MEXICO CITY – The first shipment of 39 tons of Mexican bananas to China departed on Tuesday from the port of Manzanillo, a debut that the Mexican government hopes to be able to repeat with other products now that the door has opened a little wider to the Asian giant’s huge market.
“We’re signing the protocol for the exportation of blackberries in December. Possibly, I’ll travel there in February because the intention is to sign the protocol for the exportation of sorghum. And I’ve been insisting a lot on exporting bovine, pork and chicken offal,” Agriculture Secretary Victor Villalobos said on Thursday.
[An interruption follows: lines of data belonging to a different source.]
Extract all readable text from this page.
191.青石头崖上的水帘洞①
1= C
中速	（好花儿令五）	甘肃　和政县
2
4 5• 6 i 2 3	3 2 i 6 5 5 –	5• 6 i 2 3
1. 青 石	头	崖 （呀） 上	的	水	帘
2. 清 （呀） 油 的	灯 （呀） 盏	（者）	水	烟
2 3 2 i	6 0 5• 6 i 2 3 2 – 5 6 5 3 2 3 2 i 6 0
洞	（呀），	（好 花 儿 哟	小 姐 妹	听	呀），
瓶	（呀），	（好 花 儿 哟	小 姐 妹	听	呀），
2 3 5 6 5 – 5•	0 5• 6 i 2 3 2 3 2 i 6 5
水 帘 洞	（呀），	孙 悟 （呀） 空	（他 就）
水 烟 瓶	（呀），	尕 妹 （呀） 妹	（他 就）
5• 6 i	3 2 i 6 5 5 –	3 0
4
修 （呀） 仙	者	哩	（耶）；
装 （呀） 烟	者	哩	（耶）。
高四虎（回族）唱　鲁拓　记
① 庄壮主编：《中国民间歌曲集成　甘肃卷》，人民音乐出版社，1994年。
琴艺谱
Villalobos, in remarks to the Formula Financiera program, acknowledged that the timing will be established by Chinese authorities, but he said that the sorghum export agreement is “very far along” and that the most probable result is that “it will be signed in February.”
The Mexican banana export protocol was signed in May 2019 but that the first fruit was not shipped to China until Tuesday of this week.
“The idea is that we can export sorghum from Tamaulipas and Sinaloa. (Chinese officials) already came here to inspect our quality,” said the head of the Agriculture and Rural Development Secretariat (Sader).
Regarding the export of offal, Villalobos said that the proper investigation would be made to achieve an agreement to guarantee the “formalization” of exports to China of those products.
While awaiting the crystallization of these agreements, Villalobos also provided some new information about the sale of bananas to the Asian nation, saying that Mexican producers at present can export about 600,000 tons of bananas per year valued at approximately $280 million, and that quantity will increase in the future.
“I calculate that we would get to production of 700,000 or 800,000 tons,” said Villalobos regarding his expectations for next year, and the value of those exports would be between “$450-470 million.”
Mexican agricultural exports hit $34.619 billion in the first 11 months of 2019, an 8.61 percent increase over the same period the year before, Sader figures show.
Despite that, according to a report by the De la Calle, Madrazo, Mancera consulting firm, Mexico is only China’s 31st-largest trading partner with a 0.6 percent market share.